Cristián Bohn, co-founder and CFO of ParFin, a firm providing clearing services for cryptoasset, has detailed in a Medium blog post why institutional investors are mostly just dipping their feet in the cryptocurrency space, and the answer is to do with risk.
In his post, Bohn detailed that the regulatory framework of crypto as an asset class isn’t clear in countries that host major financial centers, and as such institutional asset managers with low risk tolerance stay away from the space. Those with more risk tolerance may assume regulators’ guyidance is close to their future legal approach.
Capital allocation inefficiency is also said to be a barrier stopping institutional investors from entering the space. Bohn details the lack of infrastructure and services needed to manage cryptocurrencies and fiat currencies between banks, exchanges, OTC providers, and custodians may lead to unnecessary risk.
In traditional markets capital allocation efficiency is based on intermediaries that aren’t necessary in the cryptocurrency space, where automated software and smart contracts may handle everything. While the decentralized finance movement has been growing, he says, it’s still “far away from catering the needs of institutional asset managers,” Bohn added:
There is still a big gap of software and services needed by asset managers in order to manage digital assets with the same regulatory standards as traditional asset classes.
He then outlined several risk factors asset managers take into account when analyzing an investment. These include the market, counterparty risk, liquidity, operational and security risks. In the cryptocurrency space there’s significant counterparty risk as counterparties aren’t prepared to disclose relevant information.

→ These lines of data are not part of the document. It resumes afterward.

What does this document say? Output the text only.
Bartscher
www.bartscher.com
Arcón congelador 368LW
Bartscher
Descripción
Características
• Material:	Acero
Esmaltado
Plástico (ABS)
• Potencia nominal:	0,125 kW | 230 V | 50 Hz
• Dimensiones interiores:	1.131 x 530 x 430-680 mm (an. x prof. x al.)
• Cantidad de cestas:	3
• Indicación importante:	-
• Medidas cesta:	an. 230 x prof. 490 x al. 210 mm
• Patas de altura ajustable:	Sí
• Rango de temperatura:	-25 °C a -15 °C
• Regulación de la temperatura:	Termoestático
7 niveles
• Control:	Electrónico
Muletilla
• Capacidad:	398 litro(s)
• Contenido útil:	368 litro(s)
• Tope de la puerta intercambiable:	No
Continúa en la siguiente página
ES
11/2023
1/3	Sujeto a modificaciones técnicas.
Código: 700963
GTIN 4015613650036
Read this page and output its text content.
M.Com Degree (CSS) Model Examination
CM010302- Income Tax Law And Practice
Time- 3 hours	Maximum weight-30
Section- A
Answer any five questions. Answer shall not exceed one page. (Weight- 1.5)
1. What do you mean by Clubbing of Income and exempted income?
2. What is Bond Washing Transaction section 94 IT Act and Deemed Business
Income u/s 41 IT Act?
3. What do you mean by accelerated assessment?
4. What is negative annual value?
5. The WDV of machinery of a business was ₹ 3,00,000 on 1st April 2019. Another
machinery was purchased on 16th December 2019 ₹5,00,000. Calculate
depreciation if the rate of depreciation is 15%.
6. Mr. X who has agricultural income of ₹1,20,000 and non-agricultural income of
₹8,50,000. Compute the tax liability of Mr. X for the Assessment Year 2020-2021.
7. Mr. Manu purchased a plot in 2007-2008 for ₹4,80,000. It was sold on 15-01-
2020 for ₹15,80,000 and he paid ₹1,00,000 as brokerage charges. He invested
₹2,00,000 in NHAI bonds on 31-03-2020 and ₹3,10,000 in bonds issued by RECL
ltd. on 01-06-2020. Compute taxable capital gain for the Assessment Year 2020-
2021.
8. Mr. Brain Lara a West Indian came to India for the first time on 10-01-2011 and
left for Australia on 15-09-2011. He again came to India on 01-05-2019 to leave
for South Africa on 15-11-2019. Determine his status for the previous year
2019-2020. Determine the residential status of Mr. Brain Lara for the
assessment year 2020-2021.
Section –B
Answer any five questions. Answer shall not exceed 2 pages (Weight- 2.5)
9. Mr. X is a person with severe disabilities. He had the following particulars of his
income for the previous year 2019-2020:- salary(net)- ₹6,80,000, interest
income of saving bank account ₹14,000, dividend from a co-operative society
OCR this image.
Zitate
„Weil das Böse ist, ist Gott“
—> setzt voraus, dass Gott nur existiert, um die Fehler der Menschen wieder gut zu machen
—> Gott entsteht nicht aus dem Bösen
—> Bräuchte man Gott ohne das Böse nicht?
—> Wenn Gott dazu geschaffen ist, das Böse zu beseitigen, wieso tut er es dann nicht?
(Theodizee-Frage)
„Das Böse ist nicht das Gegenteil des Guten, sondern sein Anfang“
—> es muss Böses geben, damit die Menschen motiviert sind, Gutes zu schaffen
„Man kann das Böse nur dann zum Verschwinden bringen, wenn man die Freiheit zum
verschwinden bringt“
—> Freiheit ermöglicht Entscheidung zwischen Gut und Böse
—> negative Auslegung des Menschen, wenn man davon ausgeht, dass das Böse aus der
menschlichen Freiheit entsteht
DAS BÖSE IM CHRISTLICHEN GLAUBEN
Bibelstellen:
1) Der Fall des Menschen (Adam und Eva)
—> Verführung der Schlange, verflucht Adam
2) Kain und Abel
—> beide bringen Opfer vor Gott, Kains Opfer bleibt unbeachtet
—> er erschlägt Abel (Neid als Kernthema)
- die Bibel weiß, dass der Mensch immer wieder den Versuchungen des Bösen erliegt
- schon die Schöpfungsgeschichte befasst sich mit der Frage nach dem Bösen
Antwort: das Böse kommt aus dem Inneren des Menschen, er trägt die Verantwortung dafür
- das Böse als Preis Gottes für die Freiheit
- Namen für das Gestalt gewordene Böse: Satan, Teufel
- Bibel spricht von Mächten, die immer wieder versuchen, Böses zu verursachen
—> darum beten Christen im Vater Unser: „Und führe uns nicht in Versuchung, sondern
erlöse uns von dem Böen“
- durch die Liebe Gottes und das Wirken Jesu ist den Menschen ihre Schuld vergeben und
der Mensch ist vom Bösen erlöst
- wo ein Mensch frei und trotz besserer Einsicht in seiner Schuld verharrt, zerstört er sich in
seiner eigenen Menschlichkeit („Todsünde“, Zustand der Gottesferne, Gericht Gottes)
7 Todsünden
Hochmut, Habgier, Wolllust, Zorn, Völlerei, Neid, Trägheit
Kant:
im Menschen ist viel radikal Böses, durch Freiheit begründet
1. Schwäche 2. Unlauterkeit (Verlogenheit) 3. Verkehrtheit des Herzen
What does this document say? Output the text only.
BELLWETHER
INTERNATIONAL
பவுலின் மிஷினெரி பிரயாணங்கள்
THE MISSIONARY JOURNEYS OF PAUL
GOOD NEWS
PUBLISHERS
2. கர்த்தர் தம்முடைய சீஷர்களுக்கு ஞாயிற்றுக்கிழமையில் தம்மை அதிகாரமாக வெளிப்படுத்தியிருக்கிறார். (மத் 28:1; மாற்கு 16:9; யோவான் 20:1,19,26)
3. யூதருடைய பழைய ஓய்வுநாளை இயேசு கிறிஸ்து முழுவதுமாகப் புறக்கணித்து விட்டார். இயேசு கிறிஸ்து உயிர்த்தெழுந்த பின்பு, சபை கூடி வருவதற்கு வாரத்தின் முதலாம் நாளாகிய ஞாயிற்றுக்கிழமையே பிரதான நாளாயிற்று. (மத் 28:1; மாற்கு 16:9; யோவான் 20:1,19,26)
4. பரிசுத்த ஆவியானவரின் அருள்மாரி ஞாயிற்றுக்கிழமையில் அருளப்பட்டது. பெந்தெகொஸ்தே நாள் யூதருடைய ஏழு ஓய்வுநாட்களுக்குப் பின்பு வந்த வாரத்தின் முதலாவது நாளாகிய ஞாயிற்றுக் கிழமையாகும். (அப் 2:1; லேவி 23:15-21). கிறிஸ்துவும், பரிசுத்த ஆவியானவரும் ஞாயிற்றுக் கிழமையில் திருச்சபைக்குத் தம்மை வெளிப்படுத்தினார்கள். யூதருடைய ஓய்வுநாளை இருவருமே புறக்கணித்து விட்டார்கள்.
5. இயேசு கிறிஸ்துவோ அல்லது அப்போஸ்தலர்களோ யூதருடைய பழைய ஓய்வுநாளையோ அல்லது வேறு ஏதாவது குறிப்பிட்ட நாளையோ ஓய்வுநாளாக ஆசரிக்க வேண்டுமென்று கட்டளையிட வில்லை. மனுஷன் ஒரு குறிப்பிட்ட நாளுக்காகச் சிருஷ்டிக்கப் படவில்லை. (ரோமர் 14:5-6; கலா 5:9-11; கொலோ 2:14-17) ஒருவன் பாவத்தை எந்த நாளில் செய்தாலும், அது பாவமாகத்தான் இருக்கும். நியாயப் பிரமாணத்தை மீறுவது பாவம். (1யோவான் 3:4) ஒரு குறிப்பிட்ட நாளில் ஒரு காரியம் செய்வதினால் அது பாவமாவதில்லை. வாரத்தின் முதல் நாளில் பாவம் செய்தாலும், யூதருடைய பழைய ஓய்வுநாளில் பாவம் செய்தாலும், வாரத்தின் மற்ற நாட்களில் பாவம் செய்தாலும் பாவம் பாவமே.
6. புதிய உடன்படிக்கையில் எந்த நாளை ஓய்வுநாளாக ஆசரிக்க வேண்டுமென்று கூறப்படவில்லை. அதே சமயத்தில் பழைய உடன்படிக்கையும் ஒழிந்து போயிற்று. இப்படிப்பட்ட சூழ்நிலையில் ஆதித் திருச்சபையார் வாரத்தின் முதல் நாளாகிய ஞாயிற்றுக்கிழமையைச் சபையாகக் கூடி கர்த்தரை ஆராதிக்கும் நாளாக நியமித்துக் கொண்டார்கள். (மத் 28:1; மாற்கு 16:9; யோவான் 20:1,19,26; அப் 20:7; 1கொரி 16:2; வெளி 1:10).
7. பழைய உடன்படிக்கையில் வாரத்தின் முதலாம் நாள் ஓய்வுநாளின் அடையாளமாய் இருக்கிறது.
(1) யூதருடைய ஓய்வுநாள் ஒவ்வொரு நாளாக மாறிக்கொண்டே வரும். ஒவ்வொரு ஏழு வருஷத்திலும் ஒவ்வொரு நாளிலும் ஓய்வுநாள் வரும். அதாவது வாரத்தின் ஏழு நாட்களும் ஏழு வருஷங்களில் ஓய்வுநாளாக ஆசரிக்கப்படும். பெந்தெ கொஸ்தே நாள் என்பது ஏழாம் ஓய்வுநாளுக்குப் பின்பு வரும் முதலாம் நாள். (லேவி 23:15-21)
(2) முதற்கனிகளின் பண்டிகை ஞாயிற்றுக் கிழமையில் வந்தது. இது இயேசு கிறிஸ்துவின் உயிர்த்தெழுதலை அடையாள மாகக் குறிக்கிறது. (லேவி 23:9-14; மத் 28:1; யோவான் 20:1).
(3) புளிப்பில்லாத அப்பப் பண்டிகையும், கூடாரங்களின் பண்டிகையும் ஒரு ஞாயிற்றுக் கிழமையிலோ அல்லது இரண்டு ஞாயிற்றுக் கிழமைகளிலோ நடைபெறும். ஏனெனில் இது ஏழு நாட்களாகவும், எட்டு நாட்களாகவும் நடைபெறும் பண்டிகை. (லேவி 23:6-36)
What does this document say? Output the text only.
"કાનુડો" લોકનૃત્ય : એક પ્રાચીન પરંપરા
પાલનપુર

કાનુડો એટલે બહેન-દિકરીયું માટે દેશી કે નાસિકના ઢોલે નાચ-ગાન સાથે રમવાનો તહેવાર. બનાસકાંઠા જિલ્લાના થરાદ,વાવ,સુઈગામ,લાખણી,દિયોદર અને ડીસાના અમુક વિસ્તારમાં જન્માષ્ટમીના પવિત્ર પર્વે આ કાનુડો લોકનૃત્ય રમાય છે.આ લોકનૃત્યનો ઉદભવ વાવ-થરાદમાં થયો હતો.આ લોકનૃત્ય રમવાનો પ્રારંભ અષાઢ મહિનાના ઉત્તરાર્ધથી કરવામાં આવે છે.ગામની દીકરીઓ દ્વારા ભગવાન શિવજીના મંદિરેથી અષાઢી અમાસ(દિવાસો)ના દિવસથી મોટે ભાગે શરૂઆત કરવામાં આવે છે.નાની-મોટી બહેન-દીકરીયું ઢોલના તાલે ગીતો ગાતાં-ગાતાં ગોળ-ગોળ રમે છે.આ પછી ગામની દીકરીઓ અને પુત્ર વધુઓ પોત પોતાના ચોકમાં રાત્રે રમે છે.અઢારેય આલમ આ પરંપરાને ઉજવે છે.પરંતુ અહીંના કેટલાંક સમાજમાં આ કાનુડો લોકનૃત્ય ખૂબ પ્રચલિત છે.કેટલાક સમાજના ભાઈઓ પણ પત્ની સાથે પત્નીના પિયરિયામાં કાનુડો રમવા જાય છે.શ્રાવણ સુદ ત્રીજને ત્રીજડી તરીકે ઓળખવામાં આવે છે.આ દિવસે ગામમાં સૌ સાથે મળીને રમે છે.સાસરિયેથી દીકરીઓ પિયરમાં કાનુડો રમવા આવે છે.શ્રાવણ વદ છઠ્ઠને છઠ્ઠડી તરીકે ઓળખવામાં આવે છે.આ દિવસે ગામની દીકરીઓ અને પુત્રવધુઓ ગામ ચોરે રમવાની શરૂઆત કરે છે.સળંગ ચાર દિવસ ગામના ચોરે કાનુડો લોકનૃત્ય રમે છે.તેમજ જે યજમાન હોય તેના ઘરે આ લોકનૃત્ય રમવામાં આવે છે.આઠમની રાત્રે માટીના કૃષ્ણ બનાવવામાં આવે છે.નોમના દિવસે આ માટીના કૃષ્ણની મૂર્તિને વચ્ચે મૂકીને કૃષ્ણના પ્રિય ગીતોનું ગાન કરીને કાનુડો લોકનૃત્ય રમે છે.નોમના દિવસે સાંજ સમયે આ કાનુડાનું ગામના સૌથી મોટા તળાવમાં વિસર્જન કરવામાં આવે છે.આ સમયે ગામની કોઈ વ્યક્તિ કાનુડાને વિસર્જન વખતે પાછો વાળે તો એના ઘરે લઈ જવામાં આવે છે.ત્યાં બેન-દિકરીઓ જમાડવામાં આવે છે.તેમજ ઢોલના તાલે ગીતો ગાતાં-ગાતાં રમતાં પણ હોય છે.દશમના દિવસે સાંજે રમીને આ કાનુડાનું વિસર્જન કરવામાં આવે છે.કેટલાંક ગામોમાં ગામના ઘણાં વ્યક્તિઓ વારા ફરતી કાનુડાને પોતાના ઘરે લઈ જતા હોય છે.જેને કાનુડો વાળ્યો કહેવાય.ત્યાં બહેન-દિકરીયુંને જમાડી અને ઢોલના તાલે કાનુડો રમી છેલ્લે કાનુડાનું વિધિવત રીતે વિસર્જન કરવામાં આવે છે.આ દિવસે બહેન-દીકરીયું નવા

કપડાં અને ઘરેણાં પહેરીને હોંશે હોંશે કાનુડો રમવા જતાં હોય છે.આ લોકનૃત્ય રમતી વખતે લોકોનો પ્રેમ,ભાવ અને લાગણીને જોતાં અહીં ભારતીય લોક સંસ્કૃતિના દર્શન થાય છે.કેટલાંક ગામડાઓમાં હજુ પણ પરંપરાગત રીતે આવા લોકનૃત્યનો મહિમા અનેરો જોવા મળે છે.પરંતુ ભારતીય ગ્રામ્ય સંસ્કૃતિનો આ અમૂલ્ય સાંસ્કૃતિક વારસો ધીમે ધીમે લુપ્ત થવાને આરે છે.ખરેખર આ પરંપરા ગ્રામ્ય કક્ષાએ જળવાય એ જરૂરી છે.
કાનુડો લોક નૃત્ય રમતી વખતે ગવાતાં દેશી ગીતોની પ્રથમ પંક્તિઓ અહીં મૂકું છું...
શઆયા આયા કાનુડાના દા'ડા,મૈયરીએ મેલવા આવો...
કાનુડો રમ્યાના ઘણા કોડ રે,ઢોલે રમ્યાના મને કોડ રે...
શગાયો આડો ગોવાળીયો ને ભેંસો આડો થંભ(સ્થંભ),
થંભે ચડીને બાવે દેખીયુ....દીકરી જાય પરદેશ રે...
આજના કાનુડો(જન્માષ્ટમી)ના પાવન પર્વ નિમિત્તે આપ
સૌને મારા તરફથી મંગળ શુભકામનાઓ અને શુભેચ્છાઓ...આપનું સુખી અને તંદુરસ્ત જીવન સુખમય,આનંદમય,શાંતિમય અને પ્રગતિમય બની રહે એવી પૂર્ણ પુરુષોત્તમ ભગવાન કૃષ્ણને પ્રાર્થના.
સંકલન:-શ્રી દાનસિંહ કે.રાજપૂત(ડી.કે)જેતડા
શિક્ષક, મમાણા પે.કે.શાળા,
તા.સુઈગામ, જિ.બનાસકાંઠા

The data-driven investor noted that institutional investors would only be allowed to use cryptocurrency counterparties with equivalent risk policies to traditional financial market counterparties. He added:
The reality is that very few exchanges and OTC players meet the minimum risk policy requirements to serve institutional asset managers.
Operational risks are also something to take into account, as in the cryptocurrency space losing one’s private keys or sending a transaction to the wrong address may lead to irreversible losses. To tackle these and security risks, institutional asset managers may use crypto custody solutions.
Per Bohn, these have evolved substantially and are “currently robust enough to serve institutional asset managers, especially with traditional financial institutions starting to deliver crypto custody services.”
Security token exchanges like tZERO will provide the regulated framework for institutional investors to enter the space, he said, and are likely going to become their most desired trading venue. As time goes on, more start-ups are looking to tackle the lack of infrastructure needed by institutions to enter the space, among them ParFin.